Tony Dungy built a championship team in Tampa Bay. He seems to be on his way to doing the same in Indianapolis.
After watching the Buccaneers celebrate a Super Bowl victory the season after he left, Dungy leads his undefeated Colts into Raymond James Stadium to take on his former team.
“We’re playing on Monday night, we’re 4-0 and we’re playing the defending champs. That should be a good enough story line,” Dungy said. “But it probably won’t be the story line.”
The Buccaneers were 43-111 in 10 seasons before Dungy was named head coach in 1996 and led the team on an amazing turnaround.
Building one of the league’s most dominant defenses and special teams unit he compiled a 54-42 record in six seasons with Tampa Bay—leading the Bucs to four playoff appearances and setting the franchise mark for victories.
With expectations crushed after a playoff loss in January 2002, Dungy was fired and replaced with John Gruden, who led the team to the Super Bowl championship.
“When you talk about Tampa, it has to start with Dungy,” six-time Pro Bowl selection Warren Sapp said. “It starts with Dungy and it ends with Gruden. But it starts with Dungy
“He gave us some lofty goals. We had to knock them down trying to get to a championship. All that he put in front of us paid dividends for us a year ago. We take steps from that concrete foundation he laid around here. He laid a foundation that will never be cracked.”

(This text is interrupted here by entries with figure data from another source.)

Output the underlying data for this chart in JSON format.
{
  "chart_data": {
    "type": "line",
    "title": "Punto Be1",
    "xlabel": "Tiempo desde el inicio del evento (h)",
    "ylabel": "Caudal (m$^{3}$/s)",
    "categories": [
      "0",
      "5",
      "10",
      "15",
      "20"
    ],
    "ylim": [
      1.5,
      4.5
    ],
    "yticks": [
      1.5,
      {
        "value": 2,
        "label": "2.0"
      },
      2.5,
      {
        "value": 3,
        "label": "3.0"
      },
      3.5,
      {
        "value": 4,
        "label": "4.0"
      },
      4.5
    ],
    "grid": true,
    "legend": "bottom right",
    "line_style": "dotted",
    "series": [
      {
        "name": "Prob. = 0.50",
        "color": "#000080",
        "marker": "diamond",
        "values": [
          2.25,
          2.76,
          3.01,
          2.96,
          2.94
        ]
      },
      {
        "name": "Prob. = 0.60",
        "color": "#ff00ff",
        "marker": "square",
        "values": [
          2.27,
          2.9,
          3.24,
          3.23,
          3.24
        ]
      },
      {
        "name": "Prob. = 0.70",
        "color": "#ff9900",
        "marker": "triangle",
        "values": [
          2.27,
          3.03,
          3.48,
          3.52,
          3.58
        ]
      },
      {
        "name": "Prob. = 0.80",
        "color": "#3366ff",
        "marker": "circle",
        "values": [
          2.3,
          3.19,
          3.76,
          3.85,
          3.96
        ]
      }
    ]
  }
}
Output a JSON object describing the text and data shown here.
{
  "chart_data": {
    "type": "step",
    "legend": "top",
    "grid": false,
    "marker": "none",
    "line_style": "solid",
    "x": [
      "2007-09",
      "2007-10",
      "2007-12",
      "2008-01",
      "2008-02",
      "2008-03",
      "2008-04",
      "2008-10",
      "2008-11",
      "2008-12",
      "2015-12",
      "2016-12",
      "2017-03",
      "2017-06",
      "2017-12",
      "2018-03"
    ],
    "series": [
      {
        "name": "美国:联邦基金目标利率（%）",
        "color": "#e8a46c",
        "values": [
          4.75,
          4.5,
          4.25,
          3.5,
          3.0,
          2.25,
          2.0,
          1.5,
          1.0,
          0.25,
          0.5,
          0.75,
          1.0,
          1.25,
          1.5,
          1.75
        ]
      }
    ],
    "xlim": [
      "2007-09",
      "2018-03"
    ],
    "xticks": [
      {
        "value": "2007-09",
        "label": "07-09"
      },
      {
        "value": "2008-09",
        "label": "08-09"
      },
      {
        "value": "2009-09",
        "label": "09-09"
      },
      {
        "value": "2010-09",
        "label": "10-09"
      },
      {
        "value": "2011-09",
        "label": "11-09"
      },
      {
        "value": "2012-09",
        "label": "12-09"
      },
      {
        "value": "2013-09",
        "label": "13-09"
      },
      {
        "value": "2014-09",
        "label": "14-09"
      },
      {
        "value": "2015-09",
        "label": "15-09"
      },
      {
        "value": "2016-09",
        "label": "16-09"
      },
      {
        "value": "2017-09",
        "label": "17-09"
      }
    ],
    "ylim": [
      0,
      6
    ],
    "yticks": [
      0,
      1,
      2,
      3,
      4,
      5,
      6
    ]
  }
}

After Indianapolis stumbled through a 6-10 season in 2001 Dungy led the Colts to a 10-6 record last year in his first season, while improving the defense from 29th to eighth.
They have shown even more improvement this season, as they look to improve to 5-0 for the first time since 1977. Indianapolis has the sixth-best defense in the league this season—allowing 286.3 yards per game—and is tops in the AFC in defensive scoring at 11.8 points per game.
“They’re in Year Two of a very good coaching scheme and system, so it will be a great challenge for us,” Gruden said.
What Dungy has in Indianapolis that was missing in Tampa Bay is an offensive unit that has the potential to be the best in the NFL.
The Colts offense—currently ranked 15th—appeared a bit slow at the season’s start but may have hit it’s stride after a 55-21 win at New Orleans on Sunday.
Peyton Manning became the first quarterback in over a decade to throw six touchdown passes in a game and finished 20-of-25 for 314 yards as the Colts set a franchise record for points on the road.
Manning hooked up with Marvin Harrison for three of his six scores and Harrison finished with six catches for 158 yards.
“It was one of those days where our offense probably played about as well as we could,” Dungy said.
Dungy’s offense will be severely tested by a Bucs defense that is tops in the NFL. Tampa Bay is allowing just 213 yards per game and has surrendered a mere 7.3 points, due largely to a 17-0 shutout at Phildelphia in their season opener.
“It’s time to show the professor that the pupil’s learned a little bit since he’s been gone,” Sapp said.
Edgerrin James returned to practice Thursday for the Colts and is expected to play in this game. The two-time NFL rushing champion had not practiced since injuring his back against Jacksonville on Sept. 20. He sat out the win at New Orleans.
“The thing that Edgerrin can do is that he can do a lot of things,” Dungy said. “Our other guys do a lot of the same things, but not everybody does them as well. So if Edgerrin doesn’t go, we’ll have to substitute and move people around like we did last game.”
The Bucs enter the game following a bye week but come in with some momentum after a 31-10 win at Atlanta on Sept. 21.
Barring a 12-9 loss to Carolina on Sept. 14 the Bucs’ offense has kept up with the defense. The team is ninth in the league in yards gained as Brad Johnson leads the NFC with 77 pass completions and is second with 769 passing yards.
After the media frenzy that followed Dallas coach Bill Parcells when he faced two of his former teams—the New York Jets and Giants—in consecutive weeks, the Colts-Bucs matchup has been low key.
Both coaches wouldn’t have it any other way.
“I’m not going to make any more of this than what it is,” Gruden said.
Dungy echoed Gruden’s thoughts:
“Our distraction is Tampa Bay and the fact they’re a good football team,” he said. “They’re the defending champs and have played well and we want to win down there.”